Ghidini is also a collector of natural objects and images, many of which she finds at her rural Connecticut refuge.  She closely observes roots, birds, feathers and nests, which she uses as subjects for sensitively rendered graphite drawings that she coats in beeswax.  The man-made is not excluded from these representations, for many bird nests actually incorporate bits of stray string, paper, ribbon, etc.  In Ghidini’s most recent works, she creates drawings directly on the wall and assembles with them found objects such as branches, a chair or an old tricycle to create vignette-like installations.  Encountering one of these is like discovering a succinct and evocative haiku.  Weaving together disparate elements, the works of Andrews and Ghidini invite us to rethink distinctions between drawing and sculpture and to reconsider boundaries between the natural and the manufactured.

About the artists

Bay Area artists Mari Andrews and Sheila Ghidini have been exhibiting extensively for over twenty years.
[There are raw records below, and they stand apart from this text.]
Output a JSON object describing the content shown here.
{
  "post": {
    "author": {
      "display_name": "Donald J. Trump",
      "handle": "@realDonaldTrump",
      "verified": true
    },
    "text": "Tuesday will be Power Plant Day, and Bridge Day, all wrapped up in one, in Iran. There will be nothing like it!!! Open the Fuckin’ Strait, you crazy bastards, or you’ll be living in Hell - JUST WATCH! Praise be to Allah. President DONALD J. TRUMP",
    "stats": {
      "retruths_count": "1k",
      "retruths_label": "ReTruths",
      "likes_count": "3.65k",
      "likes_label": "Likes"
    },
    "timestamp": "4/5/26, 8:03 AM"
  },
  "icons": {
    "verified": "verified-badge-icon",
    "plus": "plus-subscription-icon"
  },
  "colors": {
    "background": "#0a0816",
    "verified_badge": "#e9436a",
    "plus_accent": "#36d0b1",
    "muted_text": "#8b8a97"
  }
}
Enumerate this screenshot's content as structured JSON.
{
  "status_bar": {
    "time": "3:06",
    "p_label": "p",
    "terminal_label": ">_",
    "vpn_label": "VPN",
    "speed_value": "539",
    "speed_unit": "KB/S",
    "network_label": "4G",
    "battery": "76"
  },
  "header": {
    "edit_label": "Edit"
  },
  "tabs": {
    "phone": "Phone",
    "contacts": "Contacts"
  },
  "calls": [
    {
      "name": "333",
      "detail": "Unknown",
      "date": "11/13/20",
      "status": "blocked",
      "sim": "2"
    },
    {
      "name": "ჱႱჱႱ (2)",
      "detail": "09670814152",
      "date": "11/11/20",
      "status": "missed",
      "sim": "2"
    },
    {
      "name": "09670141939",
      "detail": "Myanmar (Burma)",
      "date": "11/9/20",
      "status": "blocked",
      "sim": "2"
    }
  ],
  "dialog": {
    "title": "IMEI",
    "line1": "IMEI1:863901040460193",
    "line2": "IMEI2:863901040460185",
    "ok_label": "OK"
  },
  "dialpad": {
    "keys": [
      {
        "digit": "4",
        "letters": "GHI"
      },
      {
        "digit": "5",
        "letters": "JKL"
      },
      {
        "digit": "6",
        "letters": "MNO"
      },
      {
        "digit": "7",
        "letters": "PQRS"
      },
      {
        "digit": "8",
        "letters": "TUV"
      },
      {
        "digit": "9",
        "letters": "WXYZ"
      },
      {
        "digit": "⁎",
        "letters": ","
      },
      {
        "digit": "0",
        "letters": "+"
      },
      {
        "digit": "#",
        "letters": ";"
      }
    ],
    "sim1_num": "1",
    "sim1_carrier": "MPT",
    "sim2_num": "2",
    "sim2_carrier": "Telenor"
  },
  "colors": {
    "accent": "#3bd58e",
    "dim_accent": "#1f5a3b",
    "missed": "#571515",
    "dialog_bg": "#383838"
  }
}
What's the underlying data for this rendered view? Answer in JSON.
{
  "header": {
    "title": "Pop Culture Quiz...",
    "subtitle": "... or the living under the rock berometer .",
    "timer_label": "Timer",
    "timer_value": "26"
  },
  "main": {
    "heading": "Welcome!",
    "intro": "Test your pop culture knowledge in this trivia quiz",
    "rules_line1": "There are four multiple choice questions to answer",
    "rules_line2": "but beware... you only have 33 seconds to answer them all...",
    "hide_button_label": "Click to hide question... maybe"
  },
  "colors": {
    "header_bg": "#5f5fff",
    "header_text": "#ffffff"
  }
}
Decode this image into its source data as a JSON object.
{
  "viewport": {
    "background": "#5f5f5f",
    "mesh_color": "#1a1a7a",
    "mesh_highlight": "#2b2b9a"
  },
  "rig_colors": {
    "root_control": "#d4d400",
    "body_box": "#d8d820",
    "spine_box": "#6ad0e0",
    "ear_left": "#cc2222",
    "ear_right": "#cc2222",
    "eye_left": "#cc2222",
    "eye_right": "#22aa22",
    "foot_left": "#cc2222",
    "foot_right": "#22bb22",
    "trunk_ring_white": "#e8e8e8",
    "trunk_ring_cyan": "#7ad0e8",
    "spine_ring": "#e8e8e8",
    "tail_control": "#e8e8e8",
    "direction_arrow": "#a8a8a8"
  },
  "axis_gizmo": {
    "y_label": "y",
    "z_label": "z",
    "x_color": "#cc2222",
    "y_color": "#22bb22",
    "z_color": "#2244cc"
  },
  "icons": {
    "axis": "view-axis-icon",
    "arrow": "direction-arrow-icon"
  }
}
Andrews received her MFA from Otis Art Institute of Parson’s School of Design in Los Angeles and her BFA from the University of Dayton, OH.  She is the recipient of numerous awards including an NEA Arts Fellowship and three residencies at the Djerassi Resident Artist Program in Woodside, CA.  Her work has been featured in exhibitions at the San Jose Museum of Art, Richmond Art Center, San Francisco Arts Commission Gallery and the Tucson Museum of Art.  It is included in the collections of the San Jose Museum of Art, Portland Museum of Art in Portland, ME, the Israeli Consulate in San Francisco and the Eli Broad Foundation in Los Angeles.

Ghidini received her MFA at UC Berkeley, completed graduate studies at Cranbrook Academy of Art in Bloomfield Hills, MI and received her BFA from Hartford Art School at the University of Hartford, West Hartford, CT.  Her exhibitions include those at Hunter College in New York City, San Francisco’s Museo ItaloAmericano, the Jewish Museum in San Francisco and the Maier Museum of Art in Lynchburg, VA.  She has been awarded a Wallace Alexander Gerbode Foundation Grant, a Pollock-Krasner Grant and artist residencies at the Headlands Center for the Arts in Sausalito, CA and the American Academy in Rome, Italy.  She has also completed numerous public art commissions throughout Northern California and Colorado.